In considerazione di tutto ciò, dell’andamento economico e occupazione a seguito del terremoto, torniamo a ribadire l’urgenza di mettere in campo strumenti straordinari di intervento finalizzati alla ripresa dei territori colpiti dal sisma, a partire da un’accelerazione dei tempi e delle procedure per l’utilizzo dei fondi del 4% per il rilancio delle attività produttive, passando per un intervento straordinario che riguardi sanità, trasporti, infrastrutture, scuole e messa in sicurezza del territorio.

Come abbiamo sempre sostenuto il governo e il Parlamento devono assumere la ricostruzione del sisma del 2009 come priorità nazionale nell’agire politico quotidiano.
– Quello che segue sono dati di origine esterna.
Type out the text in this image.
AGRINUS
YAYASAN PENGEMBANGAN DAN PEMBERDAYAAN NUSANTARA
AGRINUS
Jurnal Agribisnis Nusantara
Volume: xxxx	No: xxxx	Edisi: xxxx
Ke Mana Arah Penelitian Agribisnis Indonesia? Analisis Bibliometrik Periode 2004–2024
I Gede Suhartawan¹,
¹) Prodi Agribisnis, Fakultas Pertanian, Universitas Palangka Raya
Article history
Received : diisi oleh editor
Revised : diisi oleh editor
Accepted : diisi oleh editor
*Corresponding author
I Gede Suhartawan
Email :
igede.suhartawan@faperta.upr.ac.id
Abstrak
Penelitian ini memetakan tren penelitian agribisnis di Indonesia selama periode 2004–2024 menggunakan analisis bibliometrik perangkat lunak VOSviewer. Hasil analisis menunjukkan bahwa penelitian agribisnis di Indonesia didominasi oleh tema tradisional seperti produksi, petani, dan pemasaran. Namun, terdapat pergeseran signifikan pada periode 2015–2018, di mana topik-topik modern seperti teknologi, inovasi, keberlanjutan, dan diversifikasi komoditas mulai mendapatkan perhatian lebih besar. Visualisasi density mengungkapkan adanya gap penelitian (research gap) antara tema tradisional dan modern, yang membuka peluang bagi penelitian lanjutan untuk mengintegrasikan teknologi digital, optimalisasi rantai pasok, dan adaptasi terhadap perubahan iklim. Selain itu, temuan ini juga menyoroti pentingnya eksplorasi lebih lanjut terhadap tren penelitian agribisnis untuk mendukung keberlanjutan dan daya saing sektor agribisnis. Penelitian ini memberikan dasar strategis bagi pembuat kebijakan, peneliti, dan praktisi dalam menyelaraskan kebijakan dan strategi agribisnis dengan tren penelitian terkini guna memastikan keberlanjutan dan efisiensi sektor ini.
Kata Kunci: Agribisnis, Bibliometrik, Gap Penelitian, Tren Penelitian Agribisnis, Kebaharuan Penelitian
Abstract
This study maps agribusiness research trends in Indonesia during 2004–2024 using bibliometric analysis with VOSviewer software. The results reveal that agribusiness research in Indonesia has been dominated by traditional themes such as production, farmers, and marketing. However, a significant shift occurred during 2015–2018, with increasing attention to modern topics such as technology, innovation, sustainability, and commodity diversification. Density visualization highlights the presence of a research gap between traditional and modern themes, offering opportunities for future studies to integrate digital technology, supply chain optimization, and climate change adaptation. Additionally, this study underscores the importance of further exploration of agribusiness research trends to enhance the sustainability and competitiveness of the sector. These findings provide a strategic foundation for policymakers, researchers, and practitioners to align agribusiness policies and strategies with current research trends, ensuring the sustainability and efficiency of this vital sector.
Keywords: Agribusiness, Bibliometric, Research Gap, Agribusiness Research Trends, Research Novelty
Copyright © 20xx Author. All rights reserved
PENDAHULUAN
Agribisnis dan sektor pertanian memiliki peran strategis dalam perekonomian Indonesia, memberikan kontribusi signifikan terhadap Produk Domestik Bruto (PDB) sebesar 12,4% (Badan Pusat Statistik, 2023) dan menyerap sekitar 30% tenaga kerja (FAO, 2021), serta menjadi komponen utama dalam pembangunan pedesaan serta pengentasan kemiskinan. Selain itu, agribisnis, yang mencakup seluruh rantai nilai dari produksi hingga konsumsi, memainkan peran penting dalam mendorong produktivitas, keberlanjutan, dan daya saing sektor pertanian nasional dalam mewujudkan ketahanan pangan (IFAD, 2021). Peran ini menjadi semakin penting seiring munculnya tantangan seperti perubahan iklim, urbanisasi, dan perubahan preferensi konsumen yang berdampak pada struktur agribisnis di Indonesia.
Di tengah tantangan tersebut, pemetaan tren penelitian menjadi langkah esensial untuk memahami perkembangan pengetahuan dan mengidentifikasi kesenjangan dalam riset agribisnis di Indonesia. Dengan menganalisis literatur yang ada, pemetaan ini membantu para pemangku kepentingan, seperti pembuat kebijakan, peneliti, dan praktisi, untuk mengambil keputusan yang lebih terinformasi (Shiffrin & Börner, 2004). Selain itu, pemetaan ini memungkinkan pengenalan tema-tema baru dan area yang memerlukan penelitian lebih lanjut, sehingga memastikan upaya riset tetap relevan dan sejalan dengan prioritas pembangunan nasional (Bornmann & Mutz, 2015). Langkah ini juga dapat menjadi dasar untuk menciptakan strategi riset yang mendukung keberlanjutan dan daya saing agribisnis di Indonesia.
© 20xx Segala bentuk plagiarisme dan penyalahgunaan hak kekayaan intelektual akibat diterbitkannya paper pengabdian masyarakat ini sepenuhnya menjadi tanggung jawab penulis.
I cittadini che vivono il nostro territorio continueranno a rivendicare una ripresa economica, sociale ed occupazionale: il diritto di poter continuare a vivere in provincia dell’Aquila. Insieme lo abbiamo fatto con manifestazioni e mobilitazioni, riportando all’attenzione nazionale le criticità che hanno attraversato le diverse fasi della ricostruzione, continueremo a farlo con forza per chiedere al Parlamento e al governo una legge quadro sugli eventi calamitosi che possa regolamentare non solo la prima emergenza ma anche la ricostruzione fisica, economica e sociale, affinché vi possa essere una vera continuità e celerità per il rilancio dei territori che subiscono eventi naturali catastrofici.

Significativo infine il dato della spesa della fase emergenziale post-sisma sostenuta dalla Protezione Civile e dal Commissario Straordinario per la gestione della prima emergenza, l’assistenza alla popolazione, gli interventi di ripristino urgenti, la costruzione degli insediamenti abitativi temporanei e gli espropri: una spesa quantizzabile in quasi 2 miliardi di euro.